La défense de Michèle Alliot-Marie continue de s'écrouler. Loin d'être une «victime (…) spoliée» par le clan Ben Ali, comme la ministre ne cesse de le marteler depuis plusieurs jours, Aziz Miled, le chef d'entreprise tunisien qui lui a fait profiter gracieusement d'un jet privé pendant les vacances de Noël, a en réalité été un pion central du système économique du régime déchu.
En vingt-quatre années de dictature, il a réussi à être associé en affaires avec rien de moins que trois gendres et un beau-frère de l'ancien despote Ben Ali, qui l'a par ailleurs nommé personnellement à un haut poste politique en 2008, au sein de l'équivalent du Sénat tunisien.

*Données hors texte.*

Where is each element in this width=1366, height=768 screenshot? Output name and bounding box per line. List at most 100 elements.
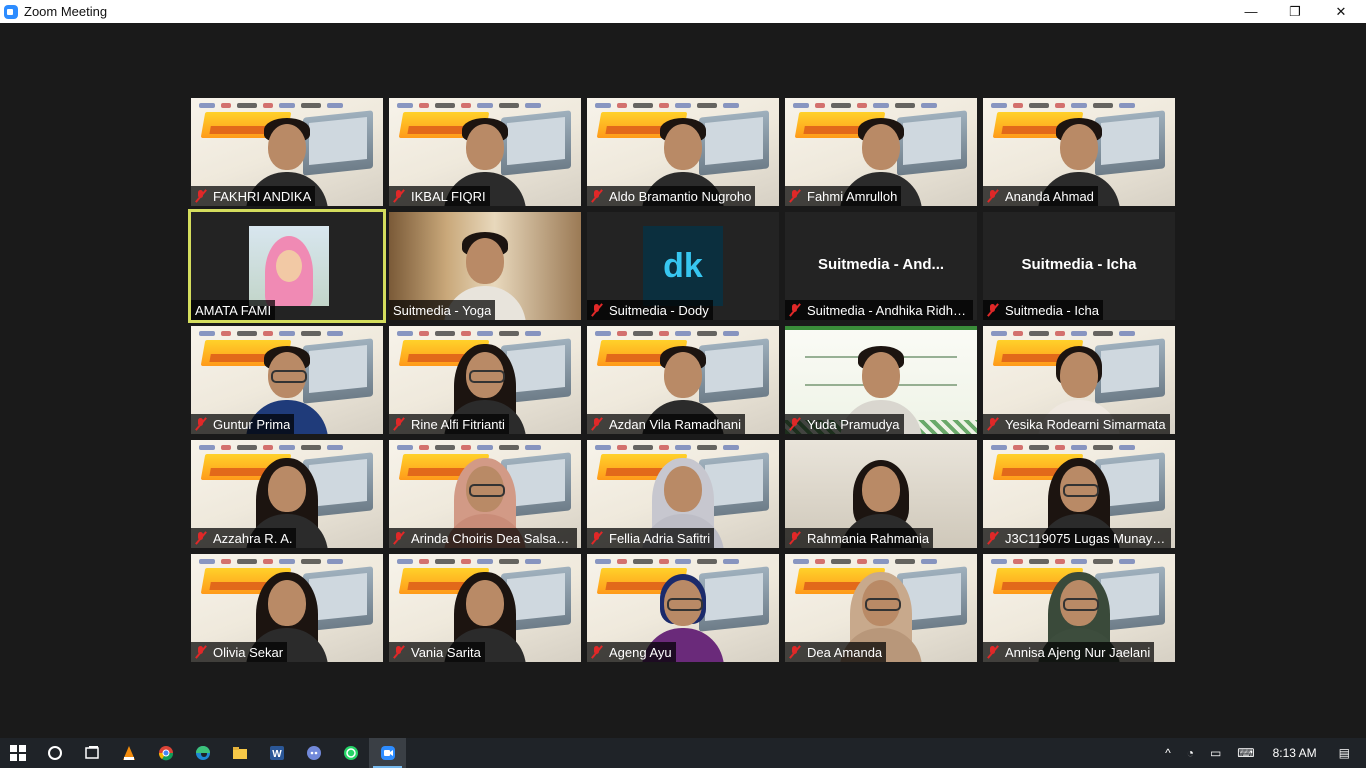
mic-muted-icon [194, 531, 207, 545]
discord-icon[interactable] [295, 738, 332, 768]
window-title: Zoom Meeting [24, 4, 108, 19]
participant-name: Vania Sarita [411, 644, 481, 660]
participant-tile[interactable]: Yesika Rodearni Simarmata [983, 326, 1175, 434]
participant-name-bar: Fahmi Amrulloh [785, 186, 902, 206]
participant-name-bar: FAKHRI ANDIKA [191, 186, 316, 206]
taskbar: W ^ ◔ ▭ ⌨ 8:13 AM ▤ [0, 738, 1366, 768]
restore-button[interactable]: ❐ [1272, 0, 1318, 23]
participant-tile[interactable]: Rahmania Rahmania [785, 440, 977, 548]
clock[interactable]: 8:13 AM [1273, 746, 1317, 760]
participant-name: Arinda Choiris Dea Salsabe... [411, 530, 573, 546]
participant-tile[interactable]: IKBAL FIQRI [389, 98, 581, 206]
svg-text:W: W [272, 749, 282, 760]
participant-name-bar: AMATA FAMI [191, 300, 276, 320]
participant-name-bar: Olivia Sekar [191, 642, 288, 662]
chrome-icon[interactable] [147, 738, 184, 768]
participant-tile[interactable]: Suitmedia - Yoga [389, 212, 581, 320]
start-icon[interactable] [0, 738, 36, 768]
participant-tile[interactable]: Annisa Ajeng Nur Jaelani [983, 554, 1175, 662]
participant-tile[interactable]: Vania Sarita [389, 554, 581, 662]
participant-name: Yuda Pramudya [807, 416, 900, 432]
notification-icon[interactable]: ▤ [1339, 746, 1350, 760]
zoom-icon[interactable] [369, 738, 406, 768]
close-button[interactable]: ✕ [1318, 0, 1364, 23]
keyboard-icon[interactable]: ⌨ [1237, 746, 1254, 760]
participant-tile[interactable]: Azzahra R. A. [191, 440, 383, 548]
mic-muted-icon [194, 417, 207, 431]
participant-tile[interactable]: Suitmedia - Icha Suitmedia - Icha [983, 212, 1175, 320]
mic-muted-icon [788, 531, 801, 545]
participant-name: Guntur Prima [213, 416, 291, 432]
zoom-app-icon [4, 4, 18, 19]
participant-tile[interactable]: Ageng Ayu [587, 554, 779, 662]
participant-name: Azdan Vila Ramadhani [609, 416, 742, 432]
gallery-view: FAKHRI ANDIKA IKBAL FIQRI Aldo Bramantio… [0, 23, 1366, 738]
participant-name-bar: J3C119075 Lugas Munayas... [983, 528, 1171, 548]
mic-muted-icon [392, 531, 405, 545]
cortana-icon[interactable] [36, 738, 73, 768]
participant-tile[interactable]: Guntur Prima [191, 326, 383, 434]
participant-name: Dea Amanda [807, 644, 883, 660]
mic-muted-icon [788, 189, 801, 203]
participant-name-bar: Azzahra R. A. [191, 528, 297, 548]
participant-tile[interactable]: Yuda Pramudya [785, 326, 977, 434]
participant-tile[interactable]: Ananda Ahmad [983, 98, 1175, 206]
participant-name-bar: Ananda Ahmad [983, 186, 1098, 206]
participant-name: Rahmania Rahmania [807, 530, 930, 546]
task-view-icon[interactable] [73, 738, 110, 768]
participant-name: Fellia Adria Safitri [609, 530, 711, 546]
mic-muted-icon [986, 645, 999, 659]
chevron-up-icon[interactable]: ^ [1165, 746, 1171, 760]
participant-name-bar: Yuda Pramudya [785, 414, 904, 434]
participant-name: Yesika Rodearni Simarmata [1005, 416, 1166, 432]
participant-name-bar: Azdan Vila Ramadhani [587, 414, 746, 434]
participant-name-bar: Suitmedia - Icha [983, 300, 1103, 320]
participant-tile-active-speaker[interactable]: AMATA FAMI [188, 209, 386, 323]
participant-name: Ananda Ahmad [1005, 188, 1094, 204]
profile-avatar: dk [643, 226, 723, 306]
participant-name: Rine Alfi Fitrianti [411, 416, 505, 432]
participant-tile[interactable]: Fahmi Amrulloh [785, 98, 977, 206]
mic-muted-icon [590, 531, 603, 545]
mic-muted-icon [590, 645, 603, 659]
mic-muted-icon [986, 189, 999, 203]
battery-icon[interactable]: ▭ [1210, 746, 1221, 760]
participant-name-bar: Vania Sarita [389, 642, 485, 662]
participant-name: Ageng Ayu [609, 644, 672, 660]
minimize-button[interactable]: — [1228, 0, 1274, 23]
participant-tile[interactable]: Aldo Bramantio Nugroho [587, 98, 779, 206]
participant-name: Suitmedia - Yoga [393, 302, 492, 318]
participant-name: Suitmedia - Dody [609, 302, 709, 318]
participant-tile[interactable]: J3C119075 Lugas Munayas... [983, 440, 1175, 548]
participant-tile[interactable]: Azdan Vila Ramadhani [587, 326, 779, 434]
mic-muted-icon [590, 189, 603, 203]
mic-muted-icon [788, 417, 801, 431]
whatsapp-icon[interactable] [332, 738, 369, 768]
participant-name-bar: Suitmedia - Andhika Ridho... [785, 300, 973, 320]
participant-name-bar: Suitmedia - Dody [587, 300, 713, 320]
word-icon[interactable]: W [258, 738, 295, 768]
participant-name: IKBAL FIQRI [411, 188, 486, 204]
vlc-icon[interactable] [110, 738, 147, 768]
edge-icon[interactable] [184, 738, 221, 768]
profile-photo [249, 226, 329, 306]
participant-name: Aldo Bramantio Nugroho [609, 188, 752, 204]
participant-name-bar: Rahmania Rahmania [785, 528, 934, 548]
wifi-icon[interactable]: ◔ [1187, 746, 1194, 760]
mic-muted-icon [392, 417, 405, 431]
participant-tile[interactable]: FAKHRI ANDIKA [191, 98, 383, 206]
participant-tile[interactable]: Arinda Choiris Dea Salsabe... [389, 440, 581, 548]
participant-name: J3C119075 Lugas Munayas... [1005, 530, 1167, 546]
mic-muted-icon [986, 303, 999, 317]
participant-name: Suitmedia - Icha [1005, 302, 1099, 318]
participant-name: Annisa Ajeng Nur Jaelani [1005, 644, 1151, 660]
participant-tile[interactable]: Olivia Sekar [191, 554, 383, 662]
participant-name-bar: Fellia Adria Safitri [587, 528, 715, 548]
participant-tile[interactable]: Suitmedia - And... Suitmedia - Andhika R… [785, 212, 977, 320]
participant-tile[interactable]: Dea Amanda [785, 554, 977, 662]
participant-name-bar: Aldo Bramantio Nugroho [587, 186, 756, 206]
participant-tile[interactable]: dk Suitmedia - Dody [587, 212, 779, 320]
participant-tile[interactable]: Fellia Adria Safitri [587, 440, 779, 548]
file-explorer-icon[interactable] [221, 738, 258, 768]
participant-tile[interactable]: Rine Alfi Fitrianti [389, 326, 581, 434]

D'après les éléments recueillis en Tunisie et en France par Mediapart, Aziz Miled peut en effet s'enorgueillir d'être l'un des rares entrepreneurs tunisiens à avoir été en affaires, dans la finance, le tourisme ou l'aviation, avec à peu près toutes les composantes de ce qu'il était convenu d'appeler le «clan Ben Ali». Que ce soit les familles Materi, Trabelsi, Chiboub ou Mabrouk.
Gravitant au départ dans l'entourage de Habib Bourguiba, le père de l'indépendance tunisienne, Aziz Miled opère très tôt un rapprochement avec le pouvoir Ben Ali, après le «coup d'Etat médical» de novembre 1987, ont rapporté plusieurs sources tunisiennes, dont un ancien membre du clan Ben Ali.
A l'époque, ZineEl-Abidine Ben Ali promet la «démocratie» et le respect de «la souveraineté populaire». Il n'en sera rien.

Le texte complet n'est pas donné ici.